Cette semaine, voici le texte de Claire, en réponse à la proposition d’écriture à partir du livre de Paola Pigani « N’entre pas dans mon âme avec tes chaussures » (Liana Levi, 2013) à retrouver ici.
Relégation
Dans le car, chacun a trouvé sa place. Debout au milieu du couloir, je ne sais pas où me mettre. C’est tombé tout d’un coup : je ne sais plus où me mettre. Ni plus quoi faire de moi, de mes bras, de mes jambes, plus quoi faire de ma voix, de mes yeux.
Sur la photo, on voit bien le regard perdu, apeuré, cherchant l’issue.
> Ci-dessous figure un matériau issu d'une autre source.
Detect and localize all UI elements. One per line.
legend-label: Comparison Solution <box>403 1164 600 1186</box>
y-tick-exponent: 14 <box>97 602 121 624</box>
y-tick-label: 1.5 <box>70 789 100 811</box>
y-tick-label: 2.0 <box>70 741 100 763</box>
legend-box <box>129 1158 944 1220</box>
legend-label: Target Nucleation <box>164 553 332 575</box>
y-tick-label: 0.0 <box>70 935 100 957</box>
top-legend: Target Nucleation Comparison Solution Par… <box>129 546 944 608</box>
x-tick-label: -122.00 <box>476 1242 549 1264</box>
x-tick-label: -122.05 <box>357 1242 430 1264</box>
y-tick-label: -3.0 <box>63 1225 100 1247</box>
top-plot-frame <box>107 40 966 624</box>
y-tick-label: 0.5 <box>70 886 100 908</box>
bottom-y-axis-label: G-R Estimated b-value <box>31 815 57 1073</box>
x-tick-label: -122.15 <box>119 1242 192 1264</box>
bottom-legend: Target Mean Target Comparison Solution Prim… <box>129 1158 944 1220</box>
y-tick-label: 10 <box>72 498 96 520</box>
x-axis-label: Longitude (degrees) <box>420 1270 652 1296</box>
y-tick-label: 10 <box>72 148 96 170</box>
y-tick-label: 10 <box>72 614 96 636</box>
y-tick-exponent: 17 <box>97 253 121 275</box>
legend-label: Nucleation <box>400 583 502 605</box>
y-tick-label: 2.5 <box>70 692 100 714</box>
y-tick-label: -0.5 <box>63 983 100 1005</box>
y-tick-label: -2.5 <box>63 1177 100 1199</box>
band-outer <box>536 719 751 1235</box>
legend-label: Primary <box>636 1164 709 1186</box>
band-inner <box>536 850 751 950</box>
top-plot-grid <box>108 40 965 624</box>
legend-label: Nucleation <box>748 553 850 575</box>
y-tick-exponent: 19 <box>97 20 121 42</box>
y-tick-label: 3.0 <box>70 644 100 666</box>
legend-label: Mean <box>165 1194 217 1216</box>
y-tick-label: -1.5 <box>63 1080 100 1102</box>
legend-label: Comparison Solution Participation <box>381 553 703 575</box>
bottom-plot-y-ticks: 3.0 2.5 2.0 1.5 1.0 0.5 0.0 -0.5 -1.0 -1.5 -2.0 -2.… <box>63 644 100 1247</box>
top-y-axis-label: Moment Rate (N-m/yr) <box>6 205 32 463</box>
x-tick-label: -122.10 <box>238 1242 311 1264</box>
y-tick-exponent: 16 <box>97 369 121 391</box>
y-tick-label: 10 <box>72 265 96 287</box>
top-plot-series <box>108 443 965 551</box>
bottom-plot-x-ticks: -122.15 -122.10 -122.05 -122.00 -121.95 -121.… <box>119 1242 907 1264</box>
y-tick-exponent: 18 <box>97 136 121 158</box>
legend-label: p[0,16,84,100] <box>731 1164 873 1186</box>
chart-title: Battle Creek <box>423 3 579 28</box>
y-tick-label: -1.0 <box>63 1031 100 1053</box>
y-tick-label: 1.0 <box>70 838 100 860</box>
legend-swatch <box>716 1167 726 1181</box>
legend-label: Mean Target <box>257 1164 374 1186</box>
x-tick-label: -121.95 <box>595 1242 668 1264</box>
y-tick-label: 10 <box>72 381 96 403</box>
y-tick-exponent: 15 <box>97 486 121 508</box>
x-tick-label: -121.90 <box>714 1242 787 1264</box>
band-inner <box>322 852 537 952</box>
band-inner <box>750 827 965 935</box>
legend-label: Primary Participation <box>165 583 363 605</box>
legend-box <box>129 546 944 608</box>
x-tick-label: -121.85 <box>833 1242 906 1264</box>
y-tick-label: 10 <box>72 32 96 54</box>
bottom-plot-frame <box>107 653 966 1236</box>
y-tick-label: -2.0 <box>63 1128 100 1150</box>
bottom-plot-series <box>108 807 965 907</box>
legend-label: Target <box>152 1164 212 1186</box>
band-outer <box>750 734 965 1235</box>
Effroi fixé sur le papier par Vinca au moment du départ, classe verte, découverte, Beaune en Bourgogne, c’est l’heure, Marie, on va partir, il faut s’asseoir.
J’ai le souvenir du car qui démarre. Un doute aussi, à cause du rétroviseur, où le chauffeur a dû voir mon errance dans le couloir, désarroi de la petite au milieu qui ne sait plus quoi faire de sa peau, de ses yeux. J’ai la sensation d’un car qui démarre, léger chaos au moment des roues, corps chahuté avant arrière et je m’accroche aux sièges et les autres rient de me voir bringuebaler − mais peut-être que personne ne rit au fond − c’est un mirage, une illusion.
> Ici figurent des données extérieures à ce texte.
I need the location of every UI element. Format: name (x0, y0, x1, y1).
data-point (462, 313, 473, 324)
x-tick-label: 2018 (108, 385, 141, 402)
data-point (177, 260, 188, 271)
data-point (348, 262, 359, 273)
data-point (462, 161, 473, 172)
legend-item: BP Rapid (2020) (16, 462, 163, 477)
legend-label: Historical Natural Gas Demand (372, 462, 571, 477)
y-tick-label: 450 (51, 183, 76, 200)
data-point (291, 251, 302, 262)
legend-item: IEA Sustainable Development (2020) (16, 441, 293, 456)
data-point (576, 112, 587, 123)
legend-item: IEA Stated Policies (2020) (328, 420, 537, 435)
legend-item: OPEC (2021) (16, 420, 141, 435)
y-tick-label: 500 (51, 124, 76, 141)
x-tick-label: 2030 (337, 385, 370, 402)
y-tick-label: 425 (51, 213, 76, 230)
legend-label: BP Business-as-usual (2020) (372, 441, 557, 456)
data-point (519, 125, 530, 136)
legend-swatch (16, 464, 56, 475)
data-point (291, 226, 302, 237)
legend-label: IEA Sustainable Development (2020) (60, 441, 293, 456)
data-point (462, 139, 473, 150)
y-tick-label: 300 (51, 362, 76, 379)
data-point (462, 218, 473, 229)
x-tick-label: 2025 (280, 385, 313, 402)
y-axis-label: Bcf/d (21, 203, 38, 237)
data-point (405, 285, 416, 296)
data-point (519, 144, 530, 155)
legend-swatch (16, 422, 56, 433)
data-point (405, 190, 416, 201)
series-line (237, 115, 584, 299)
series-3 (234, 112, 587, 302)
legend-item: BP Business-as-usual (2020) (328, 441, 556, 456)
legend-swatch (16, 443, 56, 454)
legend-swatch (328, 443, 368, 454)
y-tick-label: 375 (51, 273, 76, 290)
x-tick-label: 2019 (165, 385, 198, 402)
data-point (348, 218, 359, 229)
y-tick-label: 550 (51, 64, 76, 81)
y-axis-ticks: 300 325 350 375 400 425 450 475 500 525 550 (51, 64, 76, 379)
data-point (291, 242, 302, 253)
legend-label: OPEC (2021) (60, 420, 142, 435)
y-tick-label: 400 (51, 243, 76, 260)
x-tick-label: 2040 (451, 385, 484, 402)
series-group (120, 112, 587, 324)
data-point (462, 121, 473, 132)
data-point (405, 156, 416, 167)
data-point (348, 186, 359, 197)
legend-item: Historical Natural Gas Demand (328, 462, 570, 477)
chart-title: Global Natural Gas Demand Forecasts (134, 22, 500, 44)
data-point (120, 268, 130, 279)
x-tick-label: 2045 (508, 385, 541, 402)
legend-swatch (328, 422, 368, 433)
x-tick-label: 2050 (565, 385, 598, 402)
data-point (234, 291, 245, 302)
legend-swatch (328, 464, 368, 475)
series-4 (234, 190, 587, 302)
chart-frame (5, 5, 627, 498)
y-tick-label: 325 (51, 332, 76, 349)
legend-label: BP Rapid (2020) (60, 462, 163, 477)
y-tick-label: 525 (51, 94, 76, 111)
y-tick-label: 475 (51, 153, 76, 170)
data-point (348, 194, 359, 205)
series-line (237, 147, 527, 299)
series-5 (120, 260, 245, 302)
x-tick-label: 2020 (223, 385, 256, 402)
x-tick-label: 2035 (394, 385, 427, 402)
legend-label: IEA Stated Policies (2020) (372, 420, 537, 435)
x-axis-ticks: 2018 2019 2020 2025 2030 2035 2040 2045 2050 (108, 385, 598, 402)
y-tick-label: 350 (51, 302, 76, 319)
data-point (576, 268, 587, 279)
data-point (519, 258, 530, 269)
J’entends des voix. Il faut s’asseoir. Se mettre quelque part. Prendre place. Je ne sais plus quoi faire de moi, étrangère à moi-même, projetée en périphérie, reléguée loin du centre. La veille au soir, on a fêté mon anniversaire. Au moment du cadeau, j’ai dû serrer trop fort, en embrassant maman, parce qu’elle a dit Tu m’étouffes en reculant. Jamais fait ça avant. Le jour de mes douze ans, elle a perdu les gestes du câlin maternel réglementaire, la tête dans le cou, les bras qui enlacent. Tu m’étouffes, elle a dit, un peu lasse. Tu es grande maintenant.